While there is much conjecture as to the benefits of using PRP during hair transplantation and its use in the medical treatment of hair loss, there is little scientific evidence to support these theories at the present time. This is an exciting new area in the field of hair restoration that awaits further scientific data.

[Graft survival and the use of platelet rich plasma in hair transplantation

Our interest was stimulated by two previous hair restoration physicians, Carlos Uebel from Brazil and Joseph Greco from Florida, who reported improved healing and graft survival with use of PRP.

Vascular factors include the immediate post-operative oxygenation and successful revascularization of each graft. Unlike organ transplants where the transplanted organ is hooked up to a new blood supply, hair transplants are “free” grafts which are surgically implanted without re-attaching a new blood supply (because that would be impossible to do with hair follicles). Until this process is complete, the graft must survive by passively absorbing oxygen from the surrounding tissue. We have been using and testing a variety of techniques to ‘prime the pump’ so to speak: topical hyperbaric oxygen, vasodilators, and angiogenesis stimulators. This is where platelet - rich plasma (PRP) comes in.

How does applying PRP help transplanted hair? Remember that platelets are key players in the body’s wound healing mechanism. Whenever there is a wound (e.g. an incision to place a hair graft during hair replacement), the platelets are trapped in the clot and are activated to release various hair growth factors that stimulate the healing process. These naturally occurring growth factors include:

• PDGF (Platelet derived growth factor)
• TGF-a & b (Transforming growth factor alpha & beta)
• EGF (Epidermal growth factor)
• FGF (Fibroblast growth factor)
• Insulin-like growth factor (IGF)
• PDEGF (platelet derived epidermal growth factor)
• PDAF (platelet derived angiogenesis factor)

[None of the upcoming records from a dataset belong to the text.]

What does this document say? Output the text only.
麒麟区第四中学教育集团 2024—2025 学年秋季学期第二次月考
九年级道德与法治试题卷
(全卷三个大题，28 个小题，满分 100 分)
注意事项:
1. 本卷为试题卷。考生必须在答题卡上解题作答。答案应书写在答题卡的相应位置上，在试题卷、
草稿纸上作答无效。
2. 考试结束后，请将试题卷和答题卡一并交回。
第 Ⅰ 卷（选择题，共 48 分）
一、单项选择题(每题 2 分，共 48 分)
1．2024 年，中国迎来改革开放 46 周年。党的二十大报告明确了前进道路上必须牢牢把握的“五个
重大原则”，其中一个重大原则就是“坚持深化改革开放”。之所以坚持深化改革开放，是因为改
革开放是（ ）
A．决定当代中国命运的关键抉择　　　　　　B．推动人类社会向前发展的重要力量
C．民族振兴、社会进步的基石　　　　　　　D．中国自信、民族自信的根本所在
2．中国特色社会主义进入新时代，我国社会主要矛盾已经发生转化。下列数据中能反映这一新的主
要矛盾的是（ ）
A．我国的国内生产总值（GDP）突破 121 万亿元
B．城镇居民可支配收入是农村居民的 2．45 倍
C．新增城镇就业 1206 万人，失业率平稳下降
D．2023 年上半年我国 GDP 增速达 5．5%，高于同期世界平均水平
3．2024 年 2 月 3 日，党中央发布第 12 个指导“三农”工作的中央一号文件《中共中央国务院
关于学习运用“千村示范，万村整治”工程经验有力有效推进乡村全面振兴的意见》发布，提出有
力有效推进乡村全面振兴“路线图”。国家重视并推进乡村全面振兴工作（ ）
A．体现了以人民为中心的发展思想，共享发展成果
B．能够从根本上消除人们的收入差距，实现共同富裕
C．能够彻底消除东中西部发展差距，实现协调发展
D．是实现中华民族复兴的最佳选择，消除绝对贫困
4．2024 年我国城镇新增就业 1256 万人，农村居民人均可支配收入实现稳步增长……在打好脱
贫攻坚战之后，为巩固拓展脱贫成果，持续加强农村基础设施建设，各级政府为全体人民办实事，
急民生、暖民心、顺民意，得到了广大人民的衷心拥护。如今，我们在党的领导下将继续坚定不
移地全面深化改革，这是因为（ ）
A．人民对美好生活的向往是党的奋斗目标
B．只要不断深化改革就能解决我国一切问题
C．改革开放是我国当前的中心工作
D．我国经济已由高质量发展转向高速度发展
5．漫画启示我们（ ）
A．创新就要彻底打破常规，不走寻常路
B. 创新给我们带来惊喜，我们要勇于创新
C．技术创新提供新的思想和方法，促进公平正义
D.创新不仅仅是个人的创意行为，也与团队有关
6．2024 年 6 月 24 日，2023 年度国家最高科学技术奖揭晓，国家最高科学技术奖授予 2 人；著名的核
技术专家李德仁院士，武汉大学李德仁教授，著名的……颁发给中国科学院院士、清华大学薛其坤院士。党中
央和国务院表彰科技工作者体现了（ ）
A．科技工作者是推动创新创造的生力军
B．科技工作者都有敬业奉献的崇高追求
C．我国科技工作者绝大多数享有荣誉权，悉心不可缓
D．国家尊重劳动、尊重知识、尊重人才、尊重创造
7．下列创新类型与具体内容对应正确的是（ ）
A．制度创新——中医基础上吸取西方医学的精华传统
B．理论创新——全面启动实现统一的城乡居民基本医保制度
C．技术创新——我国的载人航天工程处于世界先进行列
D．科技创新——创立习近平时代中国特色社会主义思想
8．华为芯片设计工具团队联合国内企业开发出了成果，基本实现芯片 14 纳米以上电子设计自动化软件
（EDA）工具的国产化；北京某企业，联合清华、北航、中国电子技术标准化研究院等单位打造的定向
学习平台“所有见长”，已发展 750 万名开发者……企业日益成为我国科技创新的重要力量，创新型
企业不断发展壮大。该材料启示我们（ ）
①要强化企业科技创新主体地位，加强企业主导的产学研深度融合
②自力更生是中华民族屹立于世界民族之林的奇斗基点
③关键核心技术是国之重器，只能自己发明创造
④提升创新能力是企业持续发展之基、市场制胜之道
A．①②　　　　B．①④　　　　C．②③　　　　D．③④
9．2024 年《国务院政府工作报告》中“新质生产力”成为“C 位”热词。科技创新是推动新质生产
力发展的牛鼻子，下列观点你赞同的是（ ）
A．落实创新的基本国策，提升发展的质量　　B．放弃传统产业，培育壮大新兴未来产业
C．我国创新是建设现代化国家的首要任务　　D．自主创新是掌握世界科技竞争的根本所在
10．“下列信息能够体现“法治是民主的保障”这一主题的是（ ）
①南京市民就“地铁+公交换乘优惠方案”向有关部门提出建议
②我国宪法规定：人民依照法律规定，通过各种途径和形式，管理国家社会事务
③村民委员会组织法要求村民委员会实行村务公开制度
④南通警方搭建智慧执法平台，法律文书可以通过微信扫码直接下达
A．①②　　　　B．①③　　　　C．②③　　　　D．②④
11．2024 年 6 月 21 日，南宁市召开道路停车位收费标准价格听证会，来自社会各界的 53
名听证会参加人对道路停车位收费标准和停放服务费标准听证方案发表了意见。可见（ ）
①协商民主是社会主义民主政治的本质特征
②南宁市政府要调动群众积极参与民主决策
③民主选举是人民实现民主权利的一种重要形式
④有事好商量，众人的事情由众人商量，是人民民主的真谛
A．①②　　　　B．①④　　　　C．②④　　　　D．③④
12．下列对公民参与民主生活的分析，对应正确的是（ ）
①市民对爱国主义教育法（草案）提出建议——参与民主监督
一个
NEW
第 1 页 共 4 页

These factors stimulate new blood vessels to form (angiogenesis) and collagen to be produced. Cells are stimulated to divide and go into action surrounding the wound. In addition, white blood cells present in the area help eliminate bacteria in the area. PRP merely amplifies this naturally occurring wound healing process by providing increased numbers of platelets and white blood cells to the wound. It is important that the PRP be concentrated enough to have a therapeutic value and some techniques and devices in use by some physicians today may not accomplish this. produce at least 1.5 million platelets/1ml, well above the therapeutic threshold. This represents about a five-fold increase compared to the platelet count in circulating blood (for 10 cc of PRP).

Follicular unit transplantation outcomes may be increased by the correct application of PRP.

• Donor site pre-treatment with PRP ( purpose is to provide platelet cell therapy and platelet-derived growth factors, both of which are key elements in wound healing).
• Recipient site pre-treatment with PRP ( this seems to be an important factor affecting graft growth and survival rates).
• Optimal use of intra-operative PRP and platelet-derived growth factors, in and around the graft
• Graft emersion in PRP ( “ soaking the graft in the PRP gel”)

Following advantages are claimed by use of PRP

1. to enhance donor site wound healing
2. to decrease the incidence of infection
3. to reduce donor scarring
4. to increase donor scar tensile strength
5. to enhance recipient site healing (which should increase growth)
6. to be utilized as an effective treatment protocol in severe cases of wound dehiscence or infection.

Today, physicians and scientists demonstrate that platelet rich plasma may actually wake up dormant follicular stem cells and could quite potentially become the next major breakthrough in treating hair loss and growing hair. While some people feel this is yet another marketing attempt to rob balding men and women of their hard earned money, others are very excited by its potential.